Die anti-muslimischen Ausfälle, die nicht nur aus der Mitte, sondern vielmehr von den Eliten der Gesellschaft kommen, sind Teil eines bemerkenswerten Niedergangs des bürgerlichen Liberalismus in der „westlichen“ Welt. Die selbsternannten Liberalen können oder wollen sich die Welt nicht mehr erklären, stehen fassungslos vor einer Gesellschaft, die scheinbar aus ihren Fugen geraten ist. Sie verlieren sich in idealistischen Deutungsmustern, die die Problematik im Wesen des Islam oder der Muslime suchen oder, ähnlich wie konservative Gläubige, in Jahrhunderte alten Büchern.

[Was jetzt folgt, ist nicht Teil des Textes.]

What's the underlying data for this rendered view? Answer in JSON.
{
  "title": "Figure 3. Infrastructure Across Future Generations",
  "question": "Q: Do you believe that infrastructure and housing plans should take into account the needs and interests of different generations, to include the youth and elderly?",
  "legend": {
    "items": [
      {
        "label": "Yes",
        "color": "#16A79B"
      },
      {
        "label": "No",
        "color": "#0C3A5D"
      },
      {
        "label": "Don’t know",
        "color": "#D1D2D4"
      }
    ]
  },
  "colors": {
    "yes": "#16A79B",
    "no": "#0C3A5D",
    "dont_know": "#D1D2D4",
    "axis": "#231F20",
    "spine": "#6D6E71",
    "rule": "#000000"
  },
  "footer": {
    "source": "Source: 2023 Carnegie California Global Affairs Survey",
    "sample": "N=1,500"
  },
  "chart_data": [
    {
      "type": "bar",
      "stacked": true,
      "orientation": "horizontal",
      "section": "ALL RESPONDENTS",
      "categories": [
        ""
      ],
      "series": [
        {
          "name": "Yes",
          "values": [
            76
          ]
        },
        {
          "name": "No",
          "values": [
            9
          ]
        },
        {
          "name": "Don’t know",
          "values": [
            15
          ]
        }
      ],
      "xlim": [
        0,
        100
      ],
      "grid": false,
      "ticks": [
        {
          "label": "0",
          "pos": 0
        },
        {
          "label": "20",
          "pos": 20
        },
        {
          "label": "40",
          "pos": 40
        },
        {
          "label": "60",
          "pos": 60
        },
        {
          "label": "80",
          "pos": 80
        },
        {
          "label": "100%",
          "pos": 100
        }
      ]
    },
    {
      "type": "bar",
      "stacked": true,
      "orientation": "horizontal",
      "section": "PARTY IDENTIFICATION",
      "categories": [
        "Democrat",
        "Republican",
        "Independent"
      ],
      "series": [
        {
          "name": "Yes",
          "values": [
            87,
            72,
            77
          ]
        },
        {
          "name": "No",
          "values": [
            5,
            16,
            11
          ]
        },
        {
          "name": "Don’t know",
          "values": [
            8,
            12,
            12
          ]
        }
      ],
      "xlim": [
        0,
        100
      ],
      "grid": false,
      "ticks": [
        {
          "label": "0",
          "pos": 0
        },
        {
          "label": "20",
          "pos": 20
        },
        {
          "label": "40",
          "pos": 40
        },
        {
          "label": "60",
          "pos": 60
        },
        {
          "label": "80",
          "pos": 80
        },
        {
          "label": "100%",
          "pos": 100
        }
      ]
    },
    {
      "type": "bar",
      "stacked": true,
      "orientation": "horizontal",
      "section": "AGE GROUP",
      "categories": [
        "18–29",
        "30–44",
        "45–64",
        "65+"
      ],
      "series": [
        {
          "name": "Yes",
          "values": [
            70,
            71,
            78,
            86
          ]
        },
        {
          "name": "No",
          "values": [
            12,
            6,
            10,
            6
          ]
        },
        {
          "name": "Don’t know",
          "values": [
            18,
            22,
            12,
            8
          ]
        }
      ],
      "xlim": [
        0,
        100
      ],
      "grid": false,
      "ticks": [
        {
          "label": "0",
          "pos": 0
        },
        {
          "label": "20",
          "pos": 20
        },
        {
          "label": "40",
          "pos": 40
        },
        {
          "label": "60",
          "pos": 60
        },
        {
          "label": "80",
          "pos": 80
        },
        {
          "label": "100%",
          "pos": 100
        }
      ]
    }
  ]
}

Dabei hat der moderne Jihadismus und insbesondere das in Europa mit ihm sympathisierende Milieu nur bedingt mit Religion zu tun. In seinem im Standard erschienenen Kommentar „Jugendkultur Jihadismus“ weist der Politikwissenschaftler Farid Hafez darauf hin, dass die meisten dieser Jugendlichen bzw. jungen Erwachsenen oft ein wenig religiöses Leben führen. Sie fasten nicht, sie beten nicht, sie besuchen nicht regelmäßig eine Moschee (womit auch die Imame oft nur wenig Einfluss auf dieses Milieu haben). Oft kennen sie nicht einmal die Gebote ihrer Religion. In Großbritannien wurden vor kurzem die beiden 22-jährigen Jihadisten Musuf Sarwar and Mohammed Ahmed wegen Terrorismus verurteilt. Es stellte sich heraus, dass sie vor ihre Abreise nach Syrien die Bücher „Islam for Dummies“ und „Koran for Dummies“ bei Amazon bestellt hatten. Integrationsminister Sebastian Kurz offenbart bloß seine Ahnungslosigkeit wenn er nun die Imame und Religionslehrer „in die Pflicht nehmen“ will, weil diese angeblich am nächsten an den betroffenen Jugendlichen dran wären.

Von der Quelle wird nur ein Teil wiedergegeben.